Friday, February 05, 2010

Daily Sector Sort

Daily Change Change from Broad Market
Personal & Household Goods -2.38% 0.79%
Telecommunications -2.45% 0.72%
Retail -2.49% 0.68%
Food & Beverage -2.51% 0.66%
Utilities -2.57% 0.60%
Consumer Goods -2.60% 0.57%
Health Care -2.71% 0.46%
Insurance -2.73% 0.44%
Consumer Services -2.84% 0.33%
Technology -2.96% 0.21%
Media -3.05% 0.12%
Industrial Goods & Services -3.08% 0.09%
Industrials -3.12% 0.05%
Total Stock Market Index -3.17% 0.00%
Chemicals -3.27% -0.10%
Travel & Leisure -3.59% -0.42%
Construction & Materials -3.69% -0.52%
Financials -3.75% -0.58%
Oil & Gas -4.01% -0.84%
Financial Services -4.08% -0.91%
Banks -4.17% -1.00%
Automobiles & Parts -4.51% -1.34%
Basic Materials -4.55% -1.38%
Basic Resources -6.01% -2.84%

We have yet again a potential systemic risk event. Outside of cash and bonds, there is no safe place to hide as the above table show. One of my dismays in the last 'event' was that the risks were widely known, yet no money manager had the gumption to that diversification (country/sector) will not save you.
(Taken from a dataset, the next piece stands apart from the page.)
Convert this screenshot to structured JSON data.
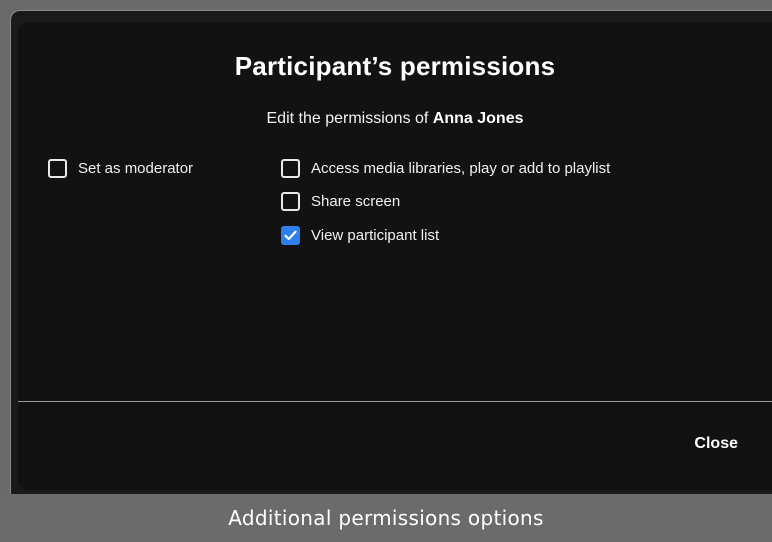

I've read few things about the market and its dispeptic jolts and gurgles than this quote sent to me some time ago and attributed to George Soros:

“Economic history is a never-ending series of episodes based on falsehoods and lies, not truths. It represents the path to big money. The object is to recognize the trend whose premise is false, ride that trend, and step off before it is discredited."

Unfortunately, the financial services industry provides little guidance to investors about the 'stepping off'. Rather the entire industry is devoted to to offering beguiling products and reminders that investors should be in it for the long haul. Let's see how that would have worked our for our Japanese friends:

(click to make larger)

The slope and direction of the arrow for our market depends on the outcome of the inflationista/deflationista smackdown.

The point? Understand that 'big stuff' that moves the markets. Most free advice is worth just what you pay for it. The conventional wisdom about money management and markets is mostly geared toward keeping your dollars working so that fees can be extracted.